We are a small Episcopal Church on the banks of the Rappahannock in Port Royal, Virginia. We acknowledge that we gather on the traditional land of the first people of Port Royal, the Nandtaughtacund, and we respect and honor with gratitude the land itself, the legacy of the ancestors, and the life of the Rappahannock Tribe. Our mission statement is to do God’s Will in all that we do.

Art for Lent 1, Year A

This Sunday’s first reading from Genesis invites us back to the beginning—to the creation of man and woman, and their original fall, succumbing to the temptation of the serpent. Ivan Kramskoi’s Christ in the Desert returns Jesus to this same beginning to face his own temptations before heading out to engage in public ministry.

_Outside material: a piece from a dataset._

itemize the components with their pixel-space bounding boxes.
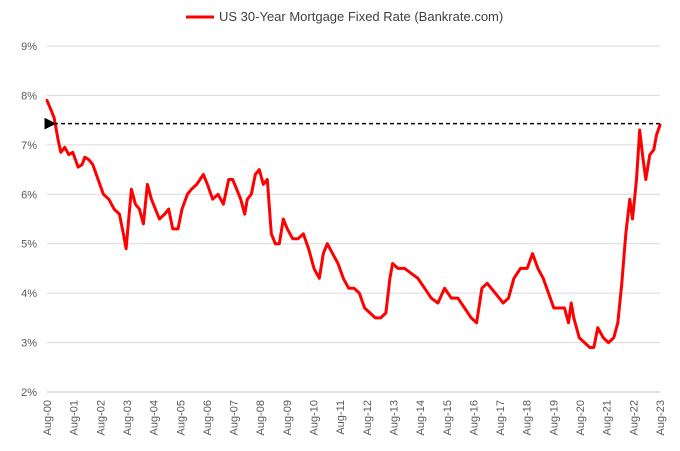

Christ is seated in a rocky, arid landscape. Seated in the dust from which we came, Christ is battling. His battle is intensely psychological. As the devil tempts him with thoughts of worldly satisfaction, power, and an easier way out, he recalls the original temptation, the one Adam and Eve could not resist. This time around, Christ knows what is at stake—the gravity of the difference between Paradise gained or lost is visible on his face.

In the stillness of this arid scene, we see heaven and earth clash. In the distance we see a sky that is dawning, a subtle sign of hope that this New Adam will bring humankind back to right relationship with God. The bottom half of the image, though, is the rocky earth— a symbol of the human struggle, of the toil man has endured after the Fall, and of the unforgiving realities of human suffering if separated from God’s life-giving grace. Christ faces downward; he is embedded in this struggle, committed to enter into the depths of it. On his right, where the sky touches the desert, the background is the darkest—evoking these depths. Yet on his left, the rocky terrain reaches up to the brightening sky, seeking the light of a graced existence. And in the middle, Kramskoi places Jesus. He is the bridge between this darkness and light.

But his bridge-building will not be easy. The burden of this process shows on his face, weighs down his shoulders, and pierces his bare feet. His resolve culminates in the center of the image, in his hands gripping one another, fused together in a gesture of prayer. Strength emanates from these hands, hands of prayer fusing heaven and earth together once again as he resists temptation and remains faithful to who he is and what he is called to do.

On this first Sunday of Lent, Jesus’ strength in prayer is a gift of encouragement for our journeys as well—a gift to take with us into our own wildernesses where the voice of temptation utters false words. These hands fused in prayer remind us to resist the isolation that the devil’s false words bring, and to remain in the grip of grace—joined to God.